22Q11.2 deletion syndrome and psychosis: About a case

INTRODUCTION: We present the case of a boy born in 2002 who was diagnosed with 22q11.2 DS at the age of 2 years. He was referred to neurology at age 9 for “attention deficits and irritability.” At age 12 he was referred to mental health for “irritability and anxious and depressive symptoms.” The boy was erroneously discharged with a diagnosis of “only” emotional disorder without subsequent follow-up. The evolution of this case resembles the evolution of others already described in the literature. OBJECTIVES: To demonstrate the lack of knowledge of the variety of comorbid disorders in this syndrome (20 to 40% present psychotic symptoms). METHODS: Bibliographic search in the Pubmed database. RESULTS: There is a partial T-cell immunodeficiency in 22q11.2DS patients confirmed by significantly reduced percentages of circulating T and helper T cells. An increased percentage of Th17 was found in adults with psychotic symptoms compared to non-psychotic adults in one article.
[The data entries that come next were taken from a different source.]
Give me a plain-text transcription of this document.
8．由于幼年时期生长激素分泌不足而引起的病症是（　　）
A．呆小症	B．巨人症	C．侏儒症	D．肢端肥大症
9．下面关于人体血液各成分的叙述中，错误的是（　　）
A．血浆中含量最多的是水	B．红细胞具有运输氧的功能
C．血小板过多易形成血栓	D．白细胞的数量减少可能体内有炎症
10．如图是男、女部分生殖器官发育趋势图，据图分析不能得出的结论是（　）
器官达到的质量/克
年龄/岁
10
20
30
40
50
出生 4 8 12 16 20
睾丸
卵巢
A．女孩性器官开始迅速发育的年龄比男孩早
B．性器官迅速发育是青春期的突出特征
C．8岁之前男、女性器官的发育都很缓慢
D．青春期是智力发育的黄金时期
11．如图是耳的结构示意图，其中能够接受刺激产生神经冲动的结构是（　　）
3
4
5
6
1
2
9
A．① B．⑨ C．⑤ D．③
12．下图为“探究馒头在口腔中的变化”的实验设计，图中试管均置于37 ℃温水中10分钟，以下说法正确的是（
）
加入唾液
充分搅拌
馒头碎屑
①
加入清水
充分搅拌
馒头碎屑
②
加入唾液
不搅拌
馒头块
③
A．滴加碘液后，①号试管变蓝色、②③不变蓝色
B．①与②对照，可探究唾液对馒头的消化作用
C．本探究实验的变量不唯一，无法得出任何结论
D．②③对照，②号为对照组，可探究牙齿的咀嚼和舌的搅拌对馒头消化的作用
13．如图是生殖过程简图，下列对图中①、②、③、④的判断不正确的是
The percentage of Th17 was related to the presence of positive psychotic symptoms. Another study says higher levels of IL-17 were found in patients with fewer symptoms. The importance of Th17 and IL-17 in the development of the hippocampus and of Th17 in the development of psychosis is highlighted. In those patients, there is a high IL-6 / IL-10 ratio in favor of a pro-inflammatory state. High levels of IL-6 are correlated with greater neurocognitive deficits and negative symptoms. CONCLUSIONS: 1. There is evidence for a theory of inflammation in psychosis development. 2. The 22q11.2 DS could be used as a research model. DISCLOSURE: No significant relationships.